Zhou Yufeng, Cheng Jiahao, Wu Changzhi, Teo Kok Lay
Research Center for Economy of Upper Reaches of the Yangtze River, Chongqing Technology and Business University, Chongqing, 400067 China.
School of Business Administration, Chongqing Technology and Business University, Chongqing, 400067 China.
Complex Intell Systems. 2023 Feb 24:1-19. doi: 10.1007/s40747-023-00976-x.
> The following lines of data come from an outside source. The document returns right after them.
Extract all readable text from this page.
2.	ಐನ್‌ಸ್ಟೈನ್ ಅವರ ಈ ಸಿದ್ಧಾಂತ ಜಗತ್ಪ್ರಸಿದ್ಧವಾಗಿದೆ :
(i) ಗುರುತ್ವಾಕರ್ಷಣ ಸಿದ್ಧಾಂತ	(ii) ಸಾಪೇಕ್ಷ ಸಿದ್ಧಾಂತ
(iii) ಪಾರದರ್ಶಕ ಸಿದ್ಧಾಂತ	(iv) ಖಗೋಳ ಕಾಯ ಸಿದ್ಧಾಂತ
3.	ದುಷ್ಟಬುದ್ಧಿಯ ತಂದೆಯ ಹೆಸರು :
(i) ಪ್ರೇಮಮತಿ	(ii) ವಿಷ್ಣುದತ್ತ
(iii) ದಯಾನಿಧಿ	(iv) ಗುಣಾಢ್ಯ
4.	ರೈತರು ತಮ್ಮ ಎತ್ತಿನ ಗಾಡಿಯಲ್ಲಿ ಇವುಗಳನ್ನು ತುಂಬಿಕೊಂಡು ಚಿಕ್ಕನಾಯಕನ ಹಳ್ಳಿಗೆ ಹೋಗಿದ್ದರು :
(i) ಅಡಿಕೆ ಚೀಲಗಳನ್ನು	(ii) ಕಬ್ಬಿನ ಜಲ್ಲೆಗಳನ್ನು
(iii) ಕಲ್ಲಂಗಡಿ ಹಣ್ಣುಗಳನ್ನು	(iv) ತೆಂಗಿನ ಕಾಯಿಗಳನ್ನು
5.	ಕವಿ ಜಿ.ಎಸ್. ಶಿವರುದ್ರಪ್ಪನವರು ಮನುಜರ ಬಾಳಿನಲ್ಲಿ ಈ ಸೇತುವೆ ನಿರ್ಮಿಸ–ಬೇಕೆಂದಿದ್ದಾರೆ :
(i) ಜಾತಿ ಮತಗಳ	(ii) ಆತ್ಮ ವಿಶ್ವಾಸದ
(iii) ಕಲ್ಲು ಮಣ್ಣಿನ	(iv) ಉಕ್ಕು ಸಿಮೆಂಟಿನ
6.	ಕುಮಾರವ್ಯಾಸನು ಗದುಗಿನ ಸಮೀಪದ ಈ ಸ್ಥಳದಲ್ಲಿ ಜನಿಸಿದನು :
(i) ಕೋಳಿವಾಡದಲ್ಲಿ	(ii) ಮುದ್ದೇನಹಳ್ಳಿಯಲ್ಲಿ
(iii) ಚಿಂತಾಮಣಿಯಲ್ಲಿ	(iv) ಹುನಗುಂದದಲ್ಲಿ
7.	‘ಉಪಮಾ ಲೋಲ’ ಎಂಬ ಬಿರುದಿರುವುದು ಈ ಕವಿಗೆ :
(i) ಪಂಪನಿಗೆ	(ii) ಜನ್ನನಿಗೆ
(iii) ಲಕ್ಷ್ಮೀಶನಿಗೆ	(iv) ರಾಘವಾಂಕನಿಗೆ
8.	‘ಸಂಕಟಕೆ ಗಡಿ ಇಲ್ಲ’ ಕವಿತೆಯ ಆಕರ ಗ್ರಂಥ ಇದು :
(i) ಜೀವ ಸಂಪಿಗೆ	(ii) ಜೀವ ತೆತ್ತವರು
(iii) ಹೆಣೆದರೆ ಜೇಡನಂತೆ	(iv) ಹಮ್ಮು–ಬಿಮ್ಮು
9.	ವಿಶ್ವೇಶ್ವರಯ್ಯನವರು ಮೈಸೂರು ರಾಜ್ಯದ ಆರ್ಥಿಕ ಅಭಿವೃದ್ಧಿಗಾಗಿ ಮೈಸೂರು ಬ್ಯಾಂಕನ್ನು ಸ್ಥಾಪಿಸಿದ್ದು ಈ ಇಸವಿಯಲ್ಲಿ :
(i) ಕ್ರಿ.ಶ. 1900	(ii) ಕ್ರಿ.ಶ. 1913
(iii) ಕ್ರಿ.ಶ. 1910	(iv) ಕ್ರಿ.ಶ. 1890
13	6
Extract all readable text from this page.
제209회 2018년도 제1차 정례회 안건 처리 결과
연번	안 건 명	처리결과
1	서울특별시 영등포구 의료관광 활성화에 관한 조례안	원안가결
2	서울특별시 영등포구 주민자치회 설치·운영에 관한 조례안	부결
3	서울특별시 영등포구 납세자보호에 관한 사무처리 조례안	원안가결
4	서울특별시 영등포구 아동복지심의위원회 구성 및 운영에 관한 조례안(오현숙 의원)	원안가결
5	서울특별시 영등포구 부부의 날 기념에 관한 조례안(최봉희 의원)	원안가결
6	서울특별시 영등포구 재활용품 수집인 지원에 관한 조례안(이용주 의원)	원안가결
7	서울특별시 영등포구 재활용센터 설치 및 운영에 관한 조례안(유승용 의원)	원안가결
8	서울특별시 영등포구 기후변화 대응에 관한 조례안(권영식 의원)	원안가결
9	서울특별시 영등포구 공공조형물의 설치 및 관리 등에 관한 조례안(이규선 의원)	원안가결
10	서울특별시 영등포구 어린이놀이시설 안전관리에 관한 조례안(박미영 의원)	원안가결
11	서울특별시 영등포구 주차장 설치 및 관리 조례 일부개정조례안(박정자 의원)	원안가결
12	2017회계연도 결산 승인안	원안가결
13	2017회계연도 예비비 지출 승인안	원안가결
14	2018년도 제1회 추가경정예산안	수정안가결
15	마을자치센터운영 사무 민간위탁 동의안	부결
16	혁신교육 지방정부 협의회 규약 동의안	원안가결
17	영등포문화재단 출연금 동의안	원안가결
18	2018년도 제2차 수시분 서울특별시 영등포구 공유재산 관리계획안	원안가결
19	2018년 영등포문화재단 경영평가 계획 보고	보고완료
The problem of blood transshipment and allocation in the context of the COVID-19 epidemic has many new characteristics, such as two-stage, trans-regional, and multi-modal transportation. Considering these new characteristics, we propose a novel multi-objective optimization model for the two-stage emergent blood transshipment-allocation. The objectives considered are to optimize the quality of transshipped blood, the satisfaction of blood demand, and the overall cost including shortage penalty. An improved integer encoded hybrid multi-objective whale optimization algorithm (MOWOA) with greedy rules is then designed to solve the model. Numerical experiments demonstrate that our two-stage model is superior to one-stage optimization methods on all objectives. The degree of improvement ranges from 0.69 to 66.26%.
在新冠疫情背景下,血液转运与分配问题呈现出诸多新特点,如分两阶段、跨区域以及多式联运等。考虑到这些新特点,我们提出了一种用于两阶段紧急血液转运-分配的新型多目标优化模型。所考虑的目标包括优化转运血液的质量、血液需求的满意度以及包括短缺惩罚在内的总成本。随后设计了一种带有贪心规则的改进整数编码混合多目标鲸鱼优化算法(MOWOA)来求解该模型。数值实验表明,我们的两阶段模型在所有目标上均优于单阶段优化方法。改进程度在0.69%至66.26%之间。